Мать убаюкивает, наконец, ребёнка и бредёт на кухню варить кофе. Во сне малыш встречает забавную штучку, которая, походя, слизывает и заглатывает его личность. Он больше не проснётся.
В Сиднее нищий, задремав лишь на секунду, успевает
Кирилла Васильевича настигает отец, из глаз которого выглядывает… не отец.
Измученная совестью за то, что бросила Градова, Сабина забывается сном. Там Алексей снова невредим, и они гуляют, держась за руки.
Небо над ними, под весом чего-то огромного, начинает опускаться и трещать по швам.
В ПОДВАЛЕ ВИДЕНИЙ
И увидел я человека сердцем. Всего.
Мы живём в сновидческой симуляции…
Она встала с постели и начала одеваться, поглядывая в зеркало, тень которого рассеялась по стене, переливаясь, словно проекция самых счастливых моментов.
Я посмотрел на циферблат. Контрольные числа дублировались. Как обычно.
Капризное время (как младшая сестра Вечности) передвинуло свои стрелы Амура так, что они перестали летать. А он не захотел больше смотреть на всё это…
Я вышел из машины и огляделся. Ночное шоссе тонуло в грозе, машины мчались во тьму. Время снова сместилось.
И я увидел… Исполинское здание на неровном нервном закате, окружённое цифрой дождя: далёкая картинка вот-вот распадётся… Оно напоминало перевёрнутый игрек. Буква Y вверх ногами. Как башня Эйфеля, только высотой в несколько километров.
А вокруг — закатное зарево дождя, мерцанье молний, тьма и тучи. Словно огромный рыже-золотой глаз в обрамлении чёрного.
Тот, кто привёз меня сюда, произнёс (так, будто не было шума грозы), что пора ехать дальше. Потому что
В подвале было некрасиво. И тесно для темноты.

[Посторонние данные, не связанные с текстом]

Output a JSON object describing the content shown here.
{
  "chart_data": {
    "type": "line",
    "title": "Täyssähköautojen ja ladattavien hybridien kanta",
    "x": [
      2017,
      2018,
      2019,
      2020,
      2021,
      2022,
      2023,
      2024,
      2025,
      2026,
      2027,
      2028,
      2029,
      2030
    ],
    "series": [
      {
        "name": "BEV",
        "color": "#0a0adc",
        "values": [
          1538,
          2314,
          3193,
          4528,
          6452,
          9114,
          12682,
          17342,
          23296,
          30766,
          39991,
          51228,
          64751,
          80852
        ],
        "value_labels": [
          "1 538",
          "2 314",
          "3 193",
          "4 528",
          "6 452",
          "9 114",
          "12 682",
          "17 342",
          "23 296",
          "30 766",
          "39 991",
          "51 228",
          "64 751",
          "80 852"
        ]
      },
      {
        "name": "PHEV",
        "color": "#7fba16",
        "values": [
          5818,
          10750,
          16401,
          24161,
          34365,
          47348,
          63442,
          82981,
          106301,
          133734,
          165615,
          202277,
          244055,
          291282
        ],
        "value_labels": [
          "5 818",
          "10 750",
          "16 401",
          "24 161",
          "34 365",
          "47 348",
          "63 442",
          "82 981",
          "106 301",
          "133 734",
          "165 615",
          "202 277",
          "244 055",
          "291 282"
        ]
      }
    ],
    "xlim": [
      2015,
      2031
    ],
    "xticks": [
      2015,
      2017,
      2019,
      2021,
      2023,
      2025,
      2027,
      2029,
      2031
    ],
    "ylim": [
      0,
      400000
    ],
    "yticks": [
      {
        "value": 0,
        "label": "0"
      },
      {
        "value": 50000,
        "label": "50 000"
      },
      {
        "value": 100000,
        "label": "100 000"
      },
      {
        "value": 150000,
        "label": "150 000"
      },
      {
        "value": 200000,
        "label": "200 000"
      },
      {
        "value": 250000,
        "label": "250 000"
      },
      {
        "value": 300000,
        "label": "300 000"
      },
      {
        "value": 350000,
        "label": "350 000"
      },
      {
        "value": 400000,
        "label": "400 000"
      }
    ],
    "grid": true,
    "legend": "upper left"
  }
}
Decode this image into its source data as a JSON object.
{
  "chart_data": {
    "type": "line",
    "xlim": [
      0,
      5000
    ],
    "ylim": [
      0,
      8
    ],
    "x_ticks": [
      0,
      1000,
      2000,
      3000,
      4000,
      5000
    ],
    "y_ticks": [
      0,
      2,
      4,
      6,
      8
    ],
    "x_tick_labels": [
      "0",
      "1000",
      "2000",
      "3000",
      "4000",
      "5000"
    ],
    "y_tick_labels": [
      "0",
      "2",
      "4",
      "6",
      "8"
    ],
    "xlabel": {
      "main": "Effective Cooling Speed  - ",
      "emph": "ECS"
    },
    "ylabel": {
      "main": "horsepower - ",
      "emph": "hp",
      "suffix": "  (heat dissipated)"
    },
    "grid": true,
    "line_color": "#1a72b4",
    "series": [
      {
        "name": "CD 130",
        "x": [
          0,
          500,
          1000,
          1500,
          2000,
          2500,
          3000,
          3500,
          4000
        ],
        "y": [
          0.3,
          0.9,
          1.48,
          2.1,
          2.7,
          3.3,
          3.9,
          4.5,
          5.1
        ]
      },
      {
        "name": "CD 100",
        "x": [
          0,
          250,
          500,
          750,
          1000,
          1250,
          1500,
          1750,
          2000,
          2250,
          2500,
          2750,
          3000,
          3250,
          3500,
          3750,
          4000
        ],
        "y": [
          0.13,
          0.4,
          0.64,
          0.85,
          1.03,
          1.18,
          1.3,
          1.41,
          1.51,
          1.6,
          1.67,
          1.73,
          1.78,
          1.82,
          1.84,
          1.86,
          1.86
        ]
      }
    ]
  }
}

Кибернеорганы мерцали по углам, перемещаясь в темноте эфира. Я проследил за ними взглядом, затем зашёл за старую печаль (и чью-то мебель вповалку). Мне грезилась та девушка, что не захочет больше сдвигать время, полночно глядя на меня…
Храм в подвале неизменно демонстрировал, что человек переоценил качество счастья. Особенно своего.
А стены всё сочились мраком…
В ее крови бежали цифры. Контрольные части тела дублировались. Как всегда.
Она прижалась и сказала:
— Точку сборки всё равно контролирует система сновидений. Но, тем не менее, ты можешь сделать так…
Она встала с постели и начала одеваться, подглядывая в зеркало, тень от которого разлилась по стене…
Я посмотрел на контрольные числа. И не увидел ничего важного.
— Боже, ты такая мокрая…
Она у неё липкая и сладкая. Девушка улыбается и превращается в ощущение превращения. А мне ведь только этого и надо.
Невероятное ток-шоу голосов…
— А что им ещё делать, если не говорить?
— Переключим на сериал?
На экране появляюсь я и пытаюсь проснуться…
«Да Кастанеда головного мозга!.. Я вон снов вообще не вижу. И делаю, что в телевизоре говорят…»
Время переливается через край бесконечности, переваливается через контрольные числа, а те уже и не сверкают (теперь я замечаю)…
Ночь печальна. И не всегда забывает об этом.
Сон приходит. И навсегда приглушает всё эго.
Огромный завод располагался на кладбище среди леса. Из могил вместо крестов торчали чёрные трубы. Рельефные цветы воронок раструбов на их концах напоминали траурные граммофоны…
Темно-зелёный сумрак вокруг, казалось, искал, куда скрыться (но не находил таких мест и оставался в лесу).
Живые облака появлялись из раструбов, когда световой разряд загробного электричества вспыхивал со звуком микровзрыва… Затем облака, темнея всё сильнее, начинали беспорядочно носиться по округе, как мёртвые дети на игровой площадке бесконечного счастья.
Законы кармы вроде неизбежны?
А перевёртыш душ опять похож на вентилятор.
Я уходил от кладбища подальше, пока застывшая мозаика сновидений дробилась и исчезала…
Меня в этом сне нет.
И никогда не было.
ДРЕДНОУТ
Олечка Смурина взошла на борт дредноута «Кыштым» двадцатого августа.
Шёл дождь, гавань Катинграда была серой и мокрой. Город, лежащий у берега и раскинувший длинные щупальца кварталов на запад, во чрево суши, терялся у горизонта, где нельзя было различить, где небо, а где земля. Шпиль здания адмиралтейства исчезал в вышине, и, казалось, что кто-то его сломал.